When I tested the circuit with the regulator yesterday, I decided to test it with a .75A load. Unfortunately, the load experienced a problem. As soon as the load was attached, the voltage out of the 7805 dropped to 2.5VDC. Directly off the batteries, it was fine.

I've since come to realize that the 7805 needs at least 7.5VDC to operate correctly. Am I correct in assuming this was my problem and that the addition of two more AA cells would be the best way to solve my problem?

Estimated electrical characteristics of the panel:
4 ohms
1.25A maximum draw
500,000mcd @ 1.25A

The six NiMHs would provide 7.2VDC. Would this be enough or should I upgrade to 8 cells and use 9.6VDC instead? Either is acceptable, but the fewer required cells the better. The regulators I have available are rated at 1 amp, but there is a custom aluminum heat sink that is designed to be used for this circuit. Active cooling is not to be used due to excess current draw from the NiMHs and decreased running time.

Also, one last question. Does the regulator waste much energy?

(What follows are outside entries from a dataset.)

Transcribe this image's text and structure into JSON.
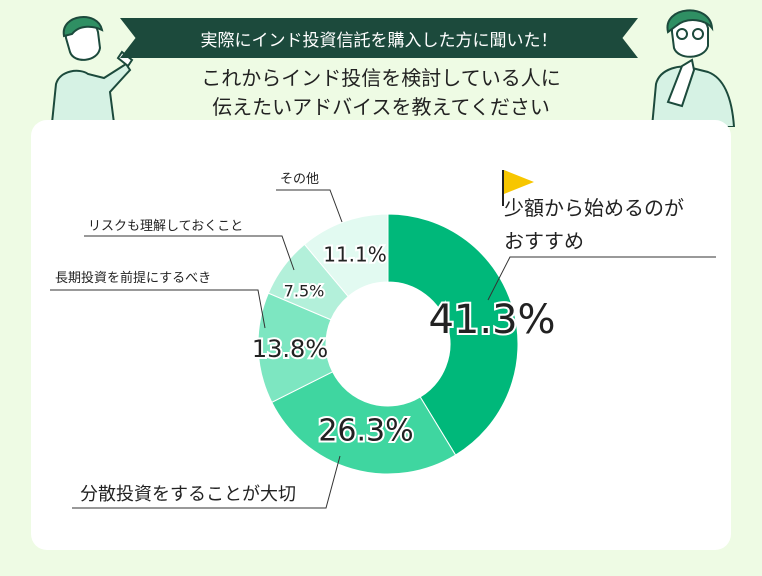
{
  "header": {
    "banner": "実際にインド投資信託を購入した方に聞いた！",
    "title_line1": "これからインド投信を検討している人に",
    "title_line2": "伝えたいアドバイスを教えてください"
  },
  "chart_data": {
    "type": "pie",
    "donut": true,
    "slices": [
      {
        "label": "少額から始めるのがおすすめ",
        "label_lines": [
          "少額から始めるのが",
          "おすすめ"
        ],
        "value": 41.3,
        "display": "41.3%",
        "color": "#00b87a"
      },
      {
        "label": "分散投資をすることが大切",
        "label_lines": [
          "分散投資をすることが大切"
        ],
        "value": 26.3,
        "display": "26.3%",
        "color": "#3fd6a0"
      },
      {
        "label": "長期投資を前提にするべき",
        "label_lines": [
          "長期投資を前提にするべき"
        ],
        "value": 13.8,
        "display": "13.8%",
        "color": "#7de6c1"
      },
      {
        "label": "リスクも理解しておくこと",
        "label_lines": [
          "リスクも理解しておくこと"
        ],
        "value": 7.5,
        "display": "7.5%",
        "color": "#b3f0da"
      },
      {
        "label": "その他",
        "label_lines": [
          "その他"
        ],
        "value": 11.1,
        "display": "11.1%",
        "color": "#e2faf1"
      }
    ]
  },
  "colors": {
    "background": "#eefbe4",
    "banner": "#1c4a3c",
    "flag": "#f7c600"
  },
  "icons": [
    "person-pointing-icon",
    "person-thinking-icon",
    "flag-icon"
  ]
}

Just a thought.. this is battery powered with LED loads that are quite heavy. Linear regulators will burn a significant fraction of your available power. Did you consider a more power efficient design? Small buck/boost converter circuits can provide better than 80% efficiency and take up just about the same amount of space as your linear IC.

 

[Particle]

I've been looking, and I found a buck/boost 5v DC/DC converter for about $2.50. My only problem is that I'd need many of them to achieve the power output needed. Are there larger packages available?

 

[Oznog]

There are some specifically meant to drive LEDs. Check Digikey.

Buck/boost converters can be done effectively with discrete components. You need a MOSFET, inductor, a Schottkey diode, current sensing resistor, and something to create a square wave adjusted to get a desired current (that's the tough part).

LEDs in parallel still need a resistor on each branch or they may not share current evenly and get toasted. The high boost ratio of putting everything in series requires a pretty big inductor. That's what's so great about Luxeons- one or two emitters in series, no current sharing resistors needed, and you've got something similar to the voltage of batteries commonly used to power it so the buck/boost ratio is modest.